2016-07-27

LONDON, Oct. 18 (AP)--Torture is on the rise around the world, fueled by racial and ethnic discrimination, Amnesty International said Wednesday as it announced a global campaign against a brutality it says afflicts dictatorships and democracies alike.

The human rights organization said it has found evidence of beatings, rape, electric shock, and other forms of torture in more than 150 countries, including the United States, Britain, and other developed democracies.

"Torture occurs in democracies on a daily basis, on a routine basis," Amnesty secretary-general Pierre Sane said at a press conference in London, one of several events the group held around the world.

Discrimination "paves the way to torture," Sane added.

The organization found reports of "widespread" torture by agents of the state in more than 70 countries between 1997 and 2000. In more than 80 countries, people died as the result of torture, Amnesty said.

In more than 40 countries, victims were given electric shocks, according to Amnesty researchers.
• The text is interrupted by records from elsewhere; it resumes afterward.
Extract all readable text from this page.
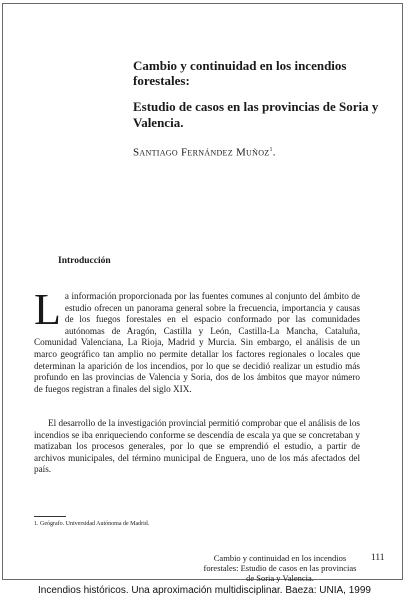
Cambio y continuidad en los incendios forestales:
Estudio de casos en las provincias de Soria y Valencia.
Santiago Fernández Muñoz$^1$.
Introducción
La información proporcionada por las fuentes comunes al conjunto del ámbito de estudio ofrecen un panorama general sobre la frecuencia, importancia y causas de los fuegos forestales en el espacio conformado por las comunidades autónomas de Aragón, Castilla y León, Castilla-La Mancha, Cataluña, Comunidad Valenciana, La Rioja, Madrid y Murcia. Sin embargo, el análisis de un marco geográfico tan amplio no permite detallar los factores regionales o locales que determinan la aparición de los incendios, por lo que se decidió realizar un estudio más profundo en las provincias de Valencia y Soria, dos de los ámbitos que mayor número de fuegos registran a finales del siglo XIX.
El desarrollo de la investigación provincial permitió comprobar que el análisis de los incendios se iba enriqueciendo conforme se descendía de escala ya que se concretaban y matizaban los procesos generales, por lo que se emprendió el estudio, a partir de archivos municipales, del término municipal de Enguera, uno de los más afectados del país.
1. Geógrafo. Universidad Autónoma de Madrid.
Cambio y continuidad en los incendios forestales: Estudio de casos en las provincias de Soria y Valencia.
111
Incendios históricos. Una aproximación multidisciplinar. Baeza: UNIA, 1999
In more than 50, they were subjected to mock execution, and in more than 30 they were beaten on the soles of their feet.

The organization studied cases of torture ranging from the rape and mutilation of civilians in war-torn Sierra Leone to the use of electric-shock "stun guns" on prisoners in the United States.

Amnesty International, best known for its work on behalf of political prisoners, said many torture victims are targeted because of their identity rather than their beliefs.

Victims of police brutality are disproportionately members of ethnic minorities, including black people in the United States, aboriginal Australians, and Roma gypsies in Europe, it said.

Many torture victims are accused criminals, the group said.

Margaret Mjeri, who was arrested by Kenyan police on suspicion of carjacking last year and released without being charged after five months in prison, spoke at an Amnesty news conference in Nairobi.

"They put me in a torture chamber, beat me everywhere with big wooden sticks," Mjeri said. "They put a piece of wood in my mouth and put pepper in my private parts...to make me confess I was a carjacker."

Amnesty urged governments to honor international agreements banning torture, such as the Universal Declaration of Human Rights.

It also called for an end to incommunicado detention and said governments should treat domestic violence as a form of torture.

The group said countries must prosecute torturers and ensure redress for their victims.

"It's a global phenomenon that will only disappear if we have both national and global solutions," Sane said.